Dalam bait lainnya kita melihat pasangan kata-kata dalam kedudukan sebagai
predikatif, tetapi tidak selalu simetris berdasarkan jenis katanya. Sungai dan
derai memang simetris karena keduanya kata benda, juga gantung dan sambung
adalah simetris karena keduanya kata kerja.
Akan tetapi, gairah dan resah tidak simetris karena gairah adalah kata
benda sementara resah kata sifat. Juga tahu dan waktu tidak simetris karena
tahu adalah kata kerja sedangkan waktu kata benda. Atas cara yang sama tanah
dan tunggu juga tidak simetris, karena tanah adalah kata benda dan tunggu kata
kerja.
Dekonstruksi bahasa
Suatu percobaan Sutardji lainnya yang patut dicatat ialah usahanya
mendistorsikan kata-kata dalam kode leksikal dengan makna yang jelas ke
bentuk-bentuk kata yang keluar dari kode leksikal sehingga tidak mempunyai
makna lagi. Frase seperti “sepisau luka sepisau duri” dapat kita pahami melalui
kode leksikal. Akan tetapi, oleh Sutardji perkataan “sepisau” dipelesetkan
menjadi “sepisaupa sepisaupi” yang sudah sulit dipahami dengan menggunakan
kamus.
Sepisau luka sepisau duri
sepikul dosa sepukau sepi
sepisau duka serisau diri
sepisau sepi sepisau nyanyi
sepisaupa sepisaupi
sepisapanya sepikau sepi
sepisaupa sepisaupi
sepikul diri keranjang duri
sepisaupa sepisaupi
sepisaupa sepisaupi
sepisaupa sepisaupi
sampai pisauNya kedalam nyanyi
Pelanggaran kategori terhadap jenis kata yang sangat sering dilakukan dan
distorsi bentuk kata yang kadang-kadang dilakukan, sangat mungkin telah
digerakkan oleh motif pribadi penyair untuk menerobos batas bahasa sehari-hari.
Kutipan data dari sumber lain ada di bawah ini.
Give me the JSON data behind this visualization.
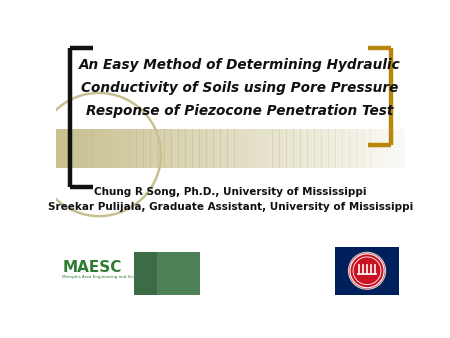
{
  "title_line1": "An Easy Method of Determining Hydraulic",
  "title_line2": "Conductivity of Soils using Pore Pressure",
  "title_line3": "Response of Piezocone Penetration Test",
  "author_line1": "Chung R Song, Ph.D., University of Mississippi",
  "author_line2": "Sreekar Pulijala, Graduate Assistant, University of Mississippi",
  "bg_color": "#ffffff",
  "banner_color": "#c8c090",
  "bracket_left_color": "#111111",
  "bracket_right_color": "#b8860b",
  "maesc_color": "#2e7d32",
  "title_color": "#111111",
  "author_color": "#111111",
  "circle_color": "#c8c090"
}
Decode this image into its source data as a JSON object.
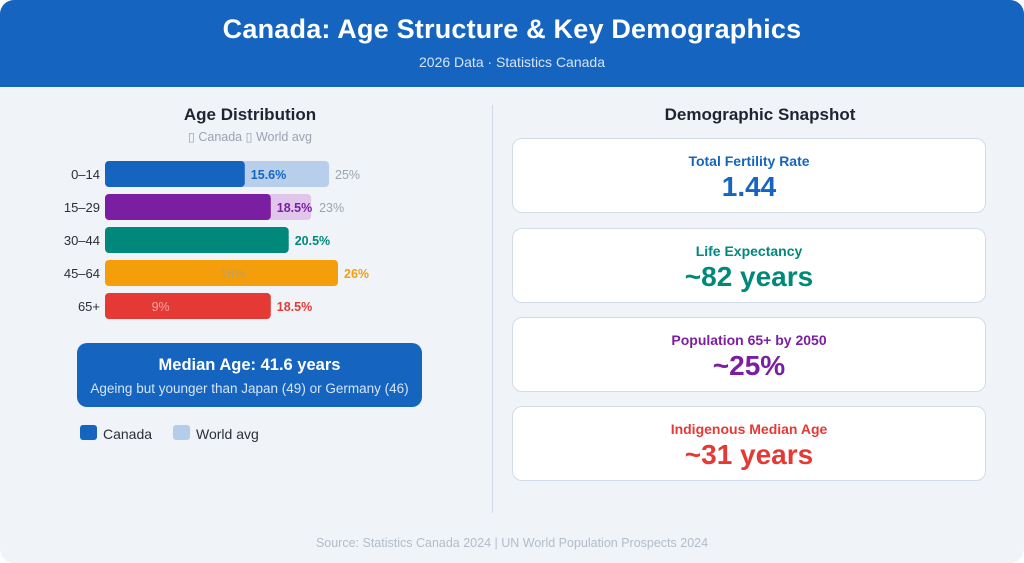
{
  "header": {
    "title": "Canada: Age Structure & Key Demographics",
    "subtitle": "2026 Data · Statistics Canada"
  },
  "left": {
    "title": "Age Distribution",
    "subtitle": "▯ Canada ▯ World avg"
  },
  "chart_data": {
    "type": "bar",
    "orientation": "horizontal",
    "title": "Age Distribution",
    "categories": [
      "0–14",
      "15–29",
      "30–44",
      "45–64",
      "65+"
    ],
    "series": [
      {
        "name": "Canada",
        "values": [
          15.6,
          18.5,
          20.5,
          26,
          18.5
        ],
        "labels": [
          "15.6%",
          "18.5%",
          "20.5%",
          "26%",
          "18.5%"
        ]
      },
      {
        "name": "World avg",
        "values": [
          25,
          23,
          20.5,
          18,
          9
        ],
        "labels": [
          "25%",
          "23%",
          "",
          "18%",
          "9%"
        ]
      }
    ],
    "bar_colors": [
      "#1565c0",
      "#7b1fa2",
      "#00897b",
      "#f59e0b",
      "#e53935"
    ],
    "world_colors": [
      "#b8cfec",
      "#e0c6ea",
      "#b2dfd9",
      "#fde3b0",
      "#f7c0bf"
    ],
    "xlim": [
      0,
      26
    ],
    "legend": "bottom-left"
  },
  "median": {
    "title": "Median Age: 41.6 years",
    "note": "Ageing but younger than Japan (49) or Germany (46)"
  },
  "legend": {
    "canada_label": "Canada",
    "world_label": "World avg",
    "canada_color": "#1565c0",
    "world_color": "#b3cdea"
  },
  "right": {
    "title": "Demographic Snapshot",
    "stats": [
      {
        "label": "Total Fertility Rate",
        "value": "1.44",
        "color": "#1565c0"
      },
      {
        "label": "Life Expectancy",
        "value": "~82 years",
        "color": "#00897b"
      },
      {
        "label": "Population 65+ by 2050",
        "value": "~25%",
        "color": "#7b1fa2"
      },
      {
        "label": "Indigenous Median Age",
        "value": "~31 years",
        "color": "#e53935"
      }
    ]
  },
  "footer": {
    "source": "Source: Statistics Canada 2024 | UN World Population Prospects 2024"
  }
}
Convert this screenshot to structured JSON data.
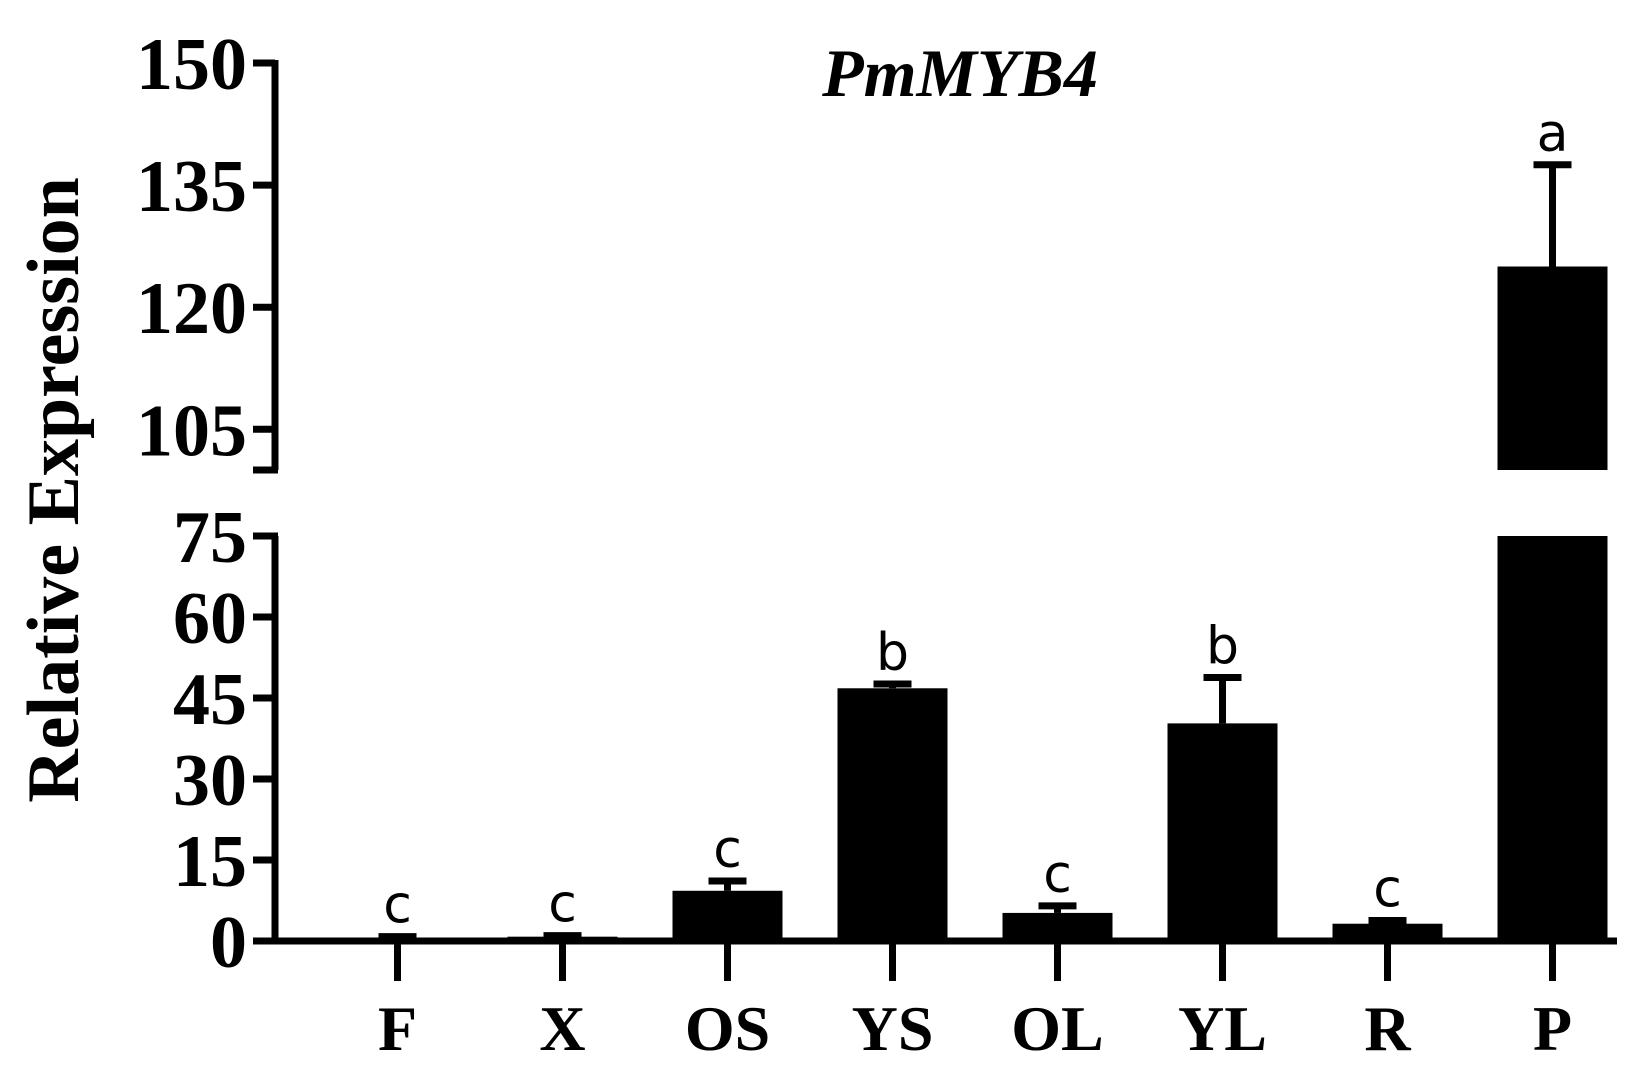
{
  "chart_data": {
    "type": "bar",
    "title": "PmMYB4",
    "xlabel": "",
    "ylabel": "Relative Expression",
    "categories": [
      "F",
      "X",
      "OS",
      "YS",
      "OL",
      "YL",
      "R",
      "P"
    ],
    "values": [
      0.6,
      0.8,
      9.3,
      46.8,
      5.2,
      40.3,
      3.2,
      125.0
    ],
    "errors": [
      0.2,
      0.2,
      1.8,
      0.8,
      1.3,
      8.5,
      0.6,
      12.5
    ],
    "significance": [
      "c",
      "c",
      "c",
      "b",
      "c",
      "b",
      "c",
      "a"
    ],
    "axis_break": {
      "lower_range": [
        0,
        75
      ],
      "upper_range": [
        100,
        150
      ]
    },
    "yticks_lower": [
      0,
      15,
      30,
      45,
      60,
      75
    ],
    "yticks_upper": [
      105,
      120,
      135,
      150
    ],
    "yticks_lower_labels": [
      "0",
      "15",
      "30",
      "45",
      "60",
      "75"
    ],
    "yticks_upper_labels": [
      "105",
      "120",
      "135",
      "150"
    ],
    "bar_color": "#000000",
    "grid": false,
    "legend": "none"
  }
}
Sekalipun demikian, di banyak tempat penerobosan kategori dan distorsi bentuk
kata ini dilakukan untuk meningkatkan efek fonetik melalui pengerahan aliterasi
dan asonansi secara maksimal.
Dalam perasaan saya, semenjak Amir Hamzah hanya sedikit sekali penyair kita
yang sanggup memainkan bunyi bahasa dalam aliterasi dan asonansi secara kuat
dan efektif. Sutardji jelas salah satu dari yang sedikit itu, dan salah satu
yang paling berhasil dalam memainkan bunyi bahasa.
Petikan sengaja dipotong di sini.